City planners talk parks, zoning, branding
HOUGHTON — The Houghton Planning Commission heard updates on the city’s push to upgrade its neighborhood parks, as well as the work of its zoning and branding committees, at its meeting Tuesday.
The city held an open house this summer to get input on how to spend the remaining $120,000 of American Rescue Plan Act money the council had earmarked for the three neighborhood parks.
City Manager Eric Waara said he is about halfway through preparing recommendations based on the comments.
One recommendation will be creating a path to West Houghton Park to make it more accessible. The park can be difficult to reach for someone with a stroller or mobility issues, Waara said.
“There’s no sidewalk in the park,” he said. “We were planning to put one in there in 2017 or 2018, but the bids came for that project so far over it was already just too expensive, but we could probably do a lot of the work ourselves to pour a ramp into the park,” he said.

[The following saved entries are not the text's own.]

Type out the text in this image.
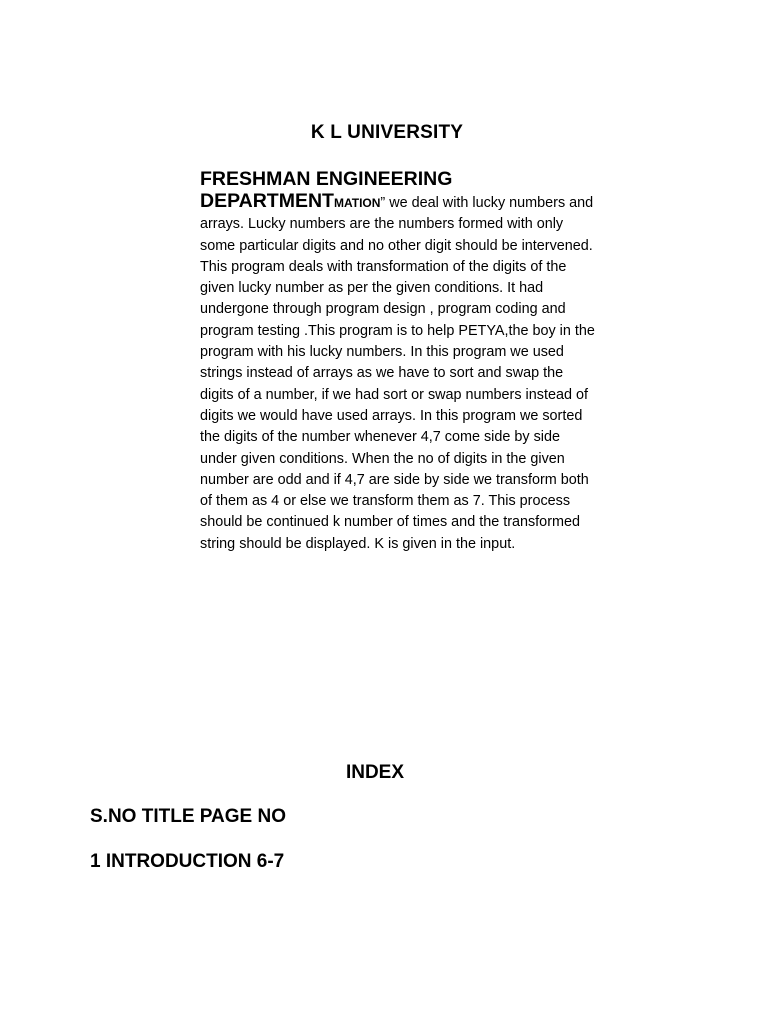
K L UNIVERSITY
FRESHMAN ENGINEERING
DEPARTMENTMATION” we deal with lucky numbers and arrays. Lucky numbers are the numbers formed with only some particular digits and no other digit should be intervened. This program deals with transformation of the digits of the given lucky number as per the given conditions. It had undergone through program design , program coding and program testing .This program is to help PETYA,the boy in the program with his lucky numbers. In this program we used strings instead of arrays as we have to sort and swap the digits of a number, if we had sort or swap numbers instead of digits we would have used arrays. In this program we sorted the digits of the number whenever 4,7 come side by side under given conditions. When the no of digits in the given number are odd and if 4,7 are side by side we transform both of them as 4 or else we transform them as 7. This process should be continued k number of times and the transformed string should be displayed. K is given in the input.
INDEX
S.NO TITLE PAGE NO
1 INTRODUCTION 6-7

The council is required to have the funds committed by the end of the year, which will then be spent on construction next summer.
Vice Chair Bill Leder also provided a status report on the city’s zoning committee. It met in August and determined priorities: stormwater management and site plan review, which would be simplified and for smaller projects, handled administratively rather than at the planning commission level. At the request of the city council, the committee is also tackling potential changes to the city’s sign ordinance.
Their follow-up meeting included a review of markups on stormwater management and site plan review, and an initial discussion on signs. The goals there included making the wording as simple as possible; making the language as clear as possible, to aid in enforcement; and resolving contradictory language between federal law and the Michigan Department of Transportation advisory on temporary signs. A 2015 Supreme Court decision requires content-neutral policies, where political signs must be treated the same as other signs, Leder said. That conflicted with the MDOT website, which had a separate section for guidance on political signs, Vice Chair Bill Leder said.
“This was discussed in the context of signs, but it really pertains to all of the zoning ordinance provisions that we work on changing,” he said. “We have to be really careful about unintended negative consequences as we think through changes.”
They expect to have first drafts of the stormwater management and site plan improvements to review at their October meeting, where they will also do markups on the sign ordinance.
Leder said it might be possible to craft exceptions in certain parts of the city where event-related signs, rather than having to be 30 feet back from the center of the street, could be measured in distance from the curb.
“Not every street necessarily has the same right-of-way width, and it would be much easier to enforce, and that could be an exception with regard to public property,” he said.
A committee has also been meeting on the city’s branding. One of the first steps is developing a survey, which the city is doing in consultation with Karyn Olsson from The Marketing Department.
Initial questions will include the person’s opinion of Houghton, ranked on a scale from 1 to 10. If their answer is lower than 10, they will also be asked what the city could do to raise the score.
Other questions will deal with Houghton’s greatest assets, what makes Houghton unique, or how people would hope to describe Houghton five years from now.
“Part of branding is knowing who you might want to be if you’re not that already,” she said.
The survey will go out through the city’s email list, as well as Visit Keweenaw and the Keweenaw Chamber of Commerce’s contacts.
The hope is to get the survey out in October and receive results back by the end of the year, Waara said.